Itu penghinaan tak langsung, kan?


“Aku tahu aku selalu bisa meminta saran darimu, tapi bukankah lebih baik jika kamu lebih menikmati waktu luangmu setelah sekolah? Uzuki-chan, apa kamu nggak punya rencana?"


Apakah dia suka bekerja sebagai Agen? Bukankah seharusnya dia mengawasi wakil kepala sekolah hari ini?


“Sayangnya aku nggak punya rencana. Aku walikota kota yang punya waktu luang, jadi hari ini aku bisa fokus pada masalah Satsuki-senpai. Ayo, ayo kita masuk!"


Dia tertawa bahagia sambil menarik lenganku.


"Ah!"


Dia meraih lenganku dan aku kehilangan keseimbangan; tangan kiriku menyentuh lengan Uzuki-chan lagi.


Aku ingin tahu apakah aku bisa melakukannya, dan pada saat itu, aku mendengar suara hati Uzuki-chan.


"Giliran Onee-chan untuk mengawasi wakil kepala sekolah minggu ini. Hari ini aku akan melakukan yang terbaik untuk menginterogasi Satsuki-senpai!"


Serius tunggu, bagaimana dia mau menginterogasiku? Dan dia akan melakukan yang terbaik?


Sunggu tak terduga mendengarnya melalui psikis, tujuan utama Uzuki-chan. Pertama-tama, aku tidak ingin membicarakan masalahku, tetapi interogasinya itu terlalu menakutkan!


Rasa dingin mengalir di punggungku yang membuatku ingin melarikan diri sekarang.


"Jangan lari, Satsuki-senpai! Momen spesial sepulang sekolah baru saja dimulai!” 


Uzuki-chan, yang sepertinya mengerti maksudku, menempel erat di lenganku.


"Hei, tunggu!"


Tunggu sebentar, apa dia mendorong dadanya ke arahku? Mereka sangat besar dan kenyal untuk tinggi badannya… Apa yang aku pikirkan! Aku ingin memukul seseorang!


Sepulang sekolah, di depan rumahku, interogasi, payudara seorang kuohai------


Apa yang terjadi saat makan siang hari ini adalah awal dari serangkaian situasi tak terpikirkan yang saling tumpang tindih.


Uzuki-chan berkata bahwa dia akan memberiku beberapa saran dan secara paksa mengikutiku ke rumahku.


"Nggak, nggak! Ini nggak benar, Uzuki-chan!"
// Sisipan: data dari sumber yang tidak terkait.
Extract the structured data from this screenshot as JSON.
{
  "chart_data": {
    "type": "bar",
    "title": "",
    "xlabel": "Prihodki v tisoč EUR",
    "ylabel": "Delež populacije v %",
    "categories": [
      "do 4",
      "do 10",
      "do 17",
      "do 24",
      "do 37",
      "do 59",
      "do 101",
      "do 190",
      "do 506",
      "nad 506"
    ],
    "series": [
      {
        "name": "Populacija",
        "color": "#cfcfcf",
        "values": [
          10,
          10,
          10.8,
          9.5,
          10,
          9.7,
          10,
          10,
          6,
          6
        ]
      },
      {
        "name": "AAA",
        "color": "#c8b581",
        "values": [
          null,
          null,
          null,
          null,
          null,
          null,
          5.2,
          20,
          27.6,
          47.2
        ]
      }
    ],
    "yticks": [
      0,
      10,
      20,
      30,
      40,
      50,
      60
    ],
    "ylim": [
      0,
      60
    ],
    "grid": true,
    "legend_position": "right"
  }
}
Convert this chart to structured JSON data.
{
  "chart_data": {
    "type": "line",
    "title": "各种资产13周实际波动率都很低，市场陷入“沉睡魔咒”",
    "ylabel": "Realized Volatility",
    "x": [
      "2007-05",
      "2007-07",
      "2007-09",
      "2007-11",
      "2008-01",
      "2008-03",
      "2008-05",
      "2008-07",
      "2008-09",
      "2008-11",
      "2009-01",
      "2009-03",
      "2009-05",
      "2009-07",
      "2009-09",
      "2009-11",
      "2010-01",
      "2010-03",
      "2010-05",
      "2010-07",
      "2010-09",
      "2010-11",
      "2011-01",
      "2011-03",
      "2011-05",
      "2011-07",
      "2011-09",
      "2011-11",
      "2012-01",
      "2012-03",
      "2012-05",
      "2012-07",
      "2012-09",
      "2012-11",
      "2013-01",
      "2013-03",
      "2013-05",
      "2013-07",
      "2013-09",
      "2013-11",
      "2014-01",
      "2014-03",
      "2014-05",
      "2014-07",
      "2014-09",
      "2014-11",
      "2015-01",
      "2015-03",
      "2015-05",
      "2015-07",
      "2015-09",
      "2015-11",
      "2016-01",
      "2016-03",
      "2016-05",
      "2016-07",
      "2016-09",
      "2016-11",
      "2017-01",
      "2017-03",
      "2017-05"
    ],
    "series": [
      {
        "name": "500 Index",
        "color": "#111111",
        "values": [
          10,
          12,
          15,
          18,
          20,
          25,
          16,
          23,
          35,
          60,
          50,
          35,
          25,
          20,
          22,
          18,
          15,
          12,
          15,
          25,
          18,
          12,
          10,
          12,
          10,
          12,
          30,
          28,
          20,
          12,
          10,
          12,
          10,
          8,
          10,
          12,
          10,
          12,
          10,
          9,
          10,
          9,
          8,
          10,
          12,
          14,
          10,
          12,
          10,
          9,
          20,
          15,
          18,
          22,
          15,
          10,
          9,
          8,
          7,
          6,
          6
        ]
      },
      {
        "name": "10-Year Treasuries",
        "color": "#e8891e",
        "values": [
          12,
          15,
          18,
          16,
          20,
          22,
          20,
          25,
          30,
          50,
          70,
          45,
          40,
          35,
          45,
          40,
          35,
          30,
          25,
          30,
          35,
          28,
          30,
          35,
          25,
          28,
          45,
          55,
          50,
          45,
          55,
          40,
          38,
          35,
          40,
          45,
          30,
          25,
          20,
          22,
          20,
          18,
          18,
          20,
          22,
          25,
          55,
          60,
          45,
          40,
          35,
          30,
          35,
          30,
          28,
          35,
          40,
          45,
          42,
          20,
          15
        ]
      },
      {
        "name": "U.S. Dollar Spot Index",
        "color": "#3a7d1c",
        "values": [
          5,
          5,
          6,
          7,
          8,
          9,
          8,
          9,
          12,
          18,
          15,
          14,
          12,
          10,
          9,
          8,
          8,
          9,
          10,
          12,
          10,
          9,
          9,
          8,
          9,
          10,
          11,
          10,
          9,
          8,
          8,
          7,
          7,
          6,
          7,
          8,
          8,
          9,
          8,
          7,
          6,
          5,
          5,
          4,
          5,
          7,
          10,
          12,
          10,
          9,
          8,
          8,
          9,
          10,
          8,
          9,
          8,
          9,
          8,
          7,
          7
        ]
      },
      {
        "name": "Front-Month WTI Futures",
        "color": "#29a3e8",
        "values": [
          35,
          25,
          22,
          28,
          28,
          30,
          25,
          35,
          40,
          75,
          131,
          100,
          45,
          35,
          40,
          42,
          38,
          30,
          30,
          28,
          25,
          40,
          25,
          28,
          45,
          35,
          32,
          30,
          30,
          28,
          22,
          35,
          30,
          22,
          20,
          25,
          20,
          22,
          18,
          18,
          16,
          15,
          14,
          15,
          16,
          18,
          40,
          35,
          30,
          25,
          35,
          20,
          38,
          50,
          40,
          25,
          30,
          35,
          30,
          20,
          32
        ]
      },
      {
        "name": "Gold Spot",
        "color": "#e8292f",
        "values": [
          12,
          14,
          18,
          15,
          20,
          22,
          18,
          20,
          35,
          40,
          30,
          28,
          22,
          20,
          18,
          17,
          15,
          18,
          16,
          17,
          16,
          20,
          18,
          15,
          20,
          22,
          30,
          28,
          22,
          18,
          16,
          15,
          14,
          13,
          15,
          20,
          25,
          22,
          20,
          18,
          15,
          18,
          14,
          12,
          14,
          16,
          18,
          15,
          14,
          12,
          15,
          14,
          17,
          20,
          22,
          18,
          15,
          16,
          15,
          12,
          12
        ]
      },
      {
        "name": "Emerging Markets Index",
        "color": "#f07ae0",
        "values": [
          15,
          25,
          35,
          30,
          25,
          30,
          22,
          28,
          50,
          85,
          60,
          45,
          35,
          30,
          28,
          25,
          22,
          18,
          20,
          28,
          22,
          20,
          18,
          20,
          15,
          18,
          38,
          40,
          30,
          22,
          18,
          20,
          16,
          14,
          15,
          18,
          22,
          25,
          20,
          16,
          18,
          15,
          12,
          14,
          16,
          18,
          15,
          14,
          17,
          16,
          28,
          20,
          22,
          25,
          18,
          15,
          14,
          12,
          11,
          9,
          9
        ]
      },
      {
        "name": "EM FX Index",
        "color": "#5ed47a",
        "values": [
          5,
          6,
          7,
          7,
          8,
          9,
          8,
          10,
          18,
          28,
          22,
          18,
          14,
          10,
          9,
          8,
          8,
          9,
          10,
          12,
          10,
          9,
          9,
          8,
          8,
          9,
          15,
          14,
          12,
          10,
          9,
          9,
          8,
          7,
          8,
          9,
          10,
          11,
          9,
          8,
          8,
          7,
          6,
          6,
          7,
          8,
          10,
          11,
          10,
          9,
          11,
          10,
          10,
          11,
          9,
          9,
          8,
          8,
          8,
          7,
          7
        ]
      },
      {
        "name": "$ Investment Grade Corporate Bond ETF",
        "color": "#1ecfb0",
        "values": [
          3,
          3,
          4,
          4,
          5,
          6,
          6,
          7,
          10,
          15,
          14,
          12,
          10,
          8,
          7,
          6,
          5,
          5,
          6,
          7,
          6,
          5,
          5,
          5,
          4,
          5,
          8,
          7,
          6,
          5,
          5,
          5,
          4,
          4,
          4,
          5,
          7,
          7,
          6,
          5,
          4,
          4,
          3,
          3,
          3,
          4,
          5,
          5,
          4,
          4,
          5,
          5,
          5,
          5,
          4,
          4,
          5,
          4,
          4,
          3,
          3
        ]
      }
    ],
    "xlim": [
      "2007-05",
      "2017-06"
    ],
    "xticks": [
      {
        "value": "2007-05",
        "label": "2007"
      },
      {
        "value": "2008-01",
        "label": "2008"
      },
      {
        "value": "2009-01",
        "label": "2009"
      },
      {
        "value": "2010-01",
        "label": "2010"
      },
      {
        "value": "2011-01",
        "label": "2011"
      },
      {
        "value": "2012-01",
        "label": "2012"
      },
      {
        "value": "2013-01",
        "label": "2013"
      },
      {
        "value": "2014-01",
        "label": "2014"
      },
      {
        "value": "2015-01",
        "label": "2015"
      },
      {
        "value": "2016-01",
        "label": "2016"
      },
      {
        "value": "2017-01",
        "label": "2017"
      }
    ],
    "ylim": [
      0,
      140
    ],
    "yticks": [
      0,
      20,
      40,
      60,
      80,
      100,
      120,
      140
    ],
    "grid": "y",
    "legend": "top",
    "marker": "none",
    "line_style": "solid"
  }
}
Aku melepaskan Uzuki-chan dan meletakkan tanganku ke belakang untuk memblokir pintu depan rumahku. Sedikit alasan terbangun dalam diriku.


Dan karena Uzuki-chan adalah seorang Agen, dia sangat curiga padaku dan bahkan mencoba menginterogasiku.


Pertama-tama, berapa banyak masalah yang aku buat untuk membawa seorang gadis ke rumahku...?


Selain itu, dia adalah adik Yayoi-chan, kan?


Dosa ini terlalu besar, meski itu diimprovisasi.


"Siapa yang ada di rumahmu sekarang?"


“Enggk, enggak ada siapa-siapa, tapi…”


Untungnya, hari ini, Sanae seharusnya ada Kelas Intentif  dan orang tua kami masih bekerja, jadi tidak ada seorangpun di rumahku.


Jika keluargaku melihatku membawa seorang gadis ke rumah, itu seperti melakukan seppuku.


Inilah yang dimaksud dengan mendekati kematian...


"Maka ini adalah kesempatanmu!"


Uzuki-chan sengaja membuat pose bangga.


"Kesempatan apa? Jangan berani-berani memasuki rumah orang asing!”


“Bukannya Satsuki-senpai udah datang ke rumahku, kan? Kamu bukan lagi orang asing, jadi mari kita ambil langkah selanjutnya!"


Dia berbicara dengan ringan dan mengatakan hal-hal yang cukup berat.


Ini akan disalahpahami jika ada yang mendengarnya!


"Itu karena keadaan tertentu..." Itu saja. 


Itu hanya karena Yayoi-chan berhenti datang ke Sekolah, jadi aku pergi untuk menanyakan situasinya.


“Ada juga keadaan penting saat ini. Itu karena kamu mengkhawatirkan Onee-chan, kan?"


"Jangan khawatir! Lihat, aku udah optimis!"


"Aku nggak akan melakukannya. Kamu selalu membuat wajah yang rumit akhir-akhir ini, bukan? Aku tahu semuanya, okey?"


Uzuki-chan mengerutkan alisnya dan membuat wajah rumit, seolah-olah dia mencoba meniru wajahku.


Apakah aku biasanya terlihat seperti itu?


“Aku akan merahasiakannya dari Onee-chan kalau aku datang ke sini hari ini. Yah, hal semacam itu, permisi!”


"Hei, Uzuki-chan!"


Meluncur melewatiku seperti anak kucing, Uzuki-chan berjalan melewati pintu.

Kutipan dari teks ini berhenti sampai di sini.